- Born: Barbados
- Education: Hon.B.Sc. in Life Sciences from the University of Toronto, B.Des. in Industrial Design from the Ontario College of Art & Design, and a MEDes in New Media and Contemporary Technology from ENSCI Les Ateliers in Paris.
- Website: www.karaspringer.ca

= Kara Springer =

Kara Springer is a Canadian industrial designer and visual artist of Jamaican and Bajan heritage, who was born in Bridgetown, Barbados and raised in Southern Ontario, Canada.

== Career ==
Springer's name was featured on "Artists on Politics", a print art magazine, in the section titled, "Simone Leigh the group BLACK WOMEN ARTISTS for BLACK WOMEN ARTISTS MATTER in response to the continued inhumane institutionalized violence against Black lives". Springer's work has been exhibited in Germany at the Museum Angewandte Kunst, in Italy the Politecnico di Torino, the Cultural Centre of Belém in Portugal, and in the 2014 Jamaica Biennial.

== Works ==
=== Kaya Birth Stool, 2008 ===
Springer founded the Kaya Birth Stool 2008, which functions as a tool intended to provide comfort and assistance during birthing.

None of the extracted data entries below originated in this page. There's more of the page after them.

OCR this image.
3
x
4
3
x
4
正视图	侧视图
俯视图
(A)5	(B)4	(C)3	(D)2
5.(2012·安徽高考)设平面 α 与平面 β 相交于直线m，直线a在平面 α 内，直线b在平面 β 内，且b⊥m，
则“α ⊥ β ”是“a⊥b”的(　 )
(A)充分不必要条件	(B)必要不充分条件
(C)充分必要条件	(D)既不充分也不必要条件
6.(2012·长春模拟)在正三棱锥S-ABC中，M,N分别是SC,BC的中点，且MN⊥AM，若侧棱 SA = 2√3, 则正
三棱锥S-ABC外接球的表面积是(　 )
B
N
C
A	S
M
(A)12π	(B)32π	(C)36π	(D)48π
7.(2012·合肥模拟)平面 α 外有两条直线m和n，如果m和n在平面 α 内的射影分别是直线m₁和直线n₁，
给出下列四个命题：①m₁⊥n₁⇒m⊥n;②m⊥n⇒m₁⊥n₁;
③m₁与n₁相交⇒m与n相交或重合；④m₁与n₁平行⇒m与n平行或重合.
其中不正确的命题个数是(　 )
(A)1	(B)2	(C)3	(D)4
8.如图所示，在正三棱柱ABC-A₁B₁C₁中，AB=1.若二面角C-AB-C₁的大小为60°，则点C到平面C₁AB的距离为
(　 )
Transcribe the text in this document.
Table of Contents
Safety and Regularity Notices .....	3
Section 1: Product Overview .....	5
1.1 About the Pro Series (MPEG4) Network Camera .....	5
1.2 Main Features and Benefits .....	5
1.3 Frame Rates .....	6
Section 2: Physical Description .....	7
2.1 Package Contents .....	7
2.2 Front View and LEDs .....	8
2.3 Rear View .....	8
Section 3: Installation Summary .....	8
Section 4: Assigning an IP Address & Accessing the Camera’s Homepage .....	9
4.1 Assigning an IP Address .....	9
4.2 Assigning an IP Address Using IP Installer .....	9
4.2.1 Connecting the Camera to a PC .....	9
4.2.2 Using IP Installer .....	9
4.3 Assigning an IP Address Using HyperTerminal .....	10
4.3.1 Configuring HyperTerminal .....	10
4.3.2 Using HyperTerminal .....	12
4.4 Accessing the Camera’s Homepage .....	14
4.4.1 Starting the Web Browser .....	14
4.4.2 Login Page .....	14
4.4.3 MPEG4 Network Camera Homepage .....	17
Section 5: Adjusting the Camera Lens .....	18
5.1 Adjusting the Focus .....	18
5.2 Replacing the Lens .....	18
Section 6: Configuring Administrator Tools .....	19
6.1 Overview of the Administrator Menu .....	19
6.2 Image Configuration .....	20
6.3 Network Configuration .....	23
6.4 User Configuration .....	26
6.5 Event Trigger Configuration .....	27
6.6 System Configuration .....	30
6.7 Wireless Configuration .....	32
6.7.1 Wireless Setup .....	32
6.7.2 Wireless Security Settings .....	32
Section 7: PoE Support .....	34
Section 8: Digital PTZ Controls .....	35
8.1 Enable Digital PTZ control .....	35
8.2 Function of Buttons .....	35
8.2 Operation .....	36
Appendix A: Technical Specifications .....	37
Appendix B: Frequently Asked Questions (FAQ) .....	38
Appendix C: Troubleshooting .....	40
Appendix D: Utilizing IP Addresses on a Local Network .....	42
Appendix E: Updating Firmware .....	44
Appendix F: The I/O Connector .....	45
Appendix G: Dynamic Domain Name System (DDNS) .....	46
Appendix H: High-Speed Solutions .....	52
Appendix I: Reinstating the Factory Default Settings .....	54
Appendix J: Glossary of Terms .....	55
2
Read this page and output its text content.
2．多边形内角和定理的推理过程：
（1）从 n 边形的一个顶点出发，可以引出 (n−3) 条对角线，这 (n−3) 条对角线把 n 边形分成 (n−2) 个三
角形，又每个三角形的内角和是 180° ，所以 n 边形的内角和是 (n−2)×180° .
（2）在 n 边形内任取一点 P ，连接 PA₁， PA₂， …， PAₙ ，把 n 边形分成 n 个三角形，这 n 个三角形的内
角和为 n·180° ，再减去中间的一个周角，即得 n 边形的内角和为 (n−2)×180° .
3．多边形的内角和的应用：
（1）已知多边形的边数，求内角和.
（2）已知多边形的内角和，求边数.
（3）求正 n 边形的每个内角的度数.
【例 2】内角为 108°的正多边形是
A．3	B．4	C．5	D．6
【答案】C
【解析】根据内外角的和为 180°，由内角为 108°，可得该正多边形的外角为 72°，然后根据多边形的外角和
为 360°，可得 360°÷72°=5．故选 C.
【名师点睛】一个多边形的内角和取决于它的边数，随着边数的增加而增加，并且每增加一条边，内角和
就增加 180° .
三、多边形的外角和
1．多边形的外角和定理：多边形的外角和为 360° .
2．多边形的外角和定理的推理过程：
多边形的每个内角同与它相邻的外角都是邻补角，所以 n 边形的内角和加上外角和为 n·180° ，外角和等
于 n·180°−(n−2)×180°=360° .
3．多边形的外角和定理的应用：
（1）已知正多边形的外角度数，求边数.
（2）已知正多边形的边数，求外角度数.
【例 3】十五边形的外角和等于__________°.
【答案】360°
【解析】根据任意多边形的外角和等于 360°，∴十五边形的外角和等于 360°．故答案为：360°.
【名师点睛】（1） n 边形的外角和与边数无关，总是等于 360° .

=== Translations, 2015 ===
Translations, created in collaboration with Christian Campbell, poet and cultural critic, was a multimedia installation that addressed concepts pertaining to memory, interdisciplinary practices, the archive, and aesthetics, it took place on April 8, 2015 at The Power Plant. Translations integrates image, text and sound, and operates as a tribute to Terry Adkins (1953–2014), a deceased American artist, in addition, to being a response to the parallel exhibit at The Power Plant, The Unfinished Conversation: Encoding/Decoding.

=== A Small Matter of Engineering (Part 2), 2016 ===
Springer created a sculpture titled, A Small Matter of Engineering (Part 2), which reads "White people. Do something," was installed in front of the Tyler School of Art in September 2016.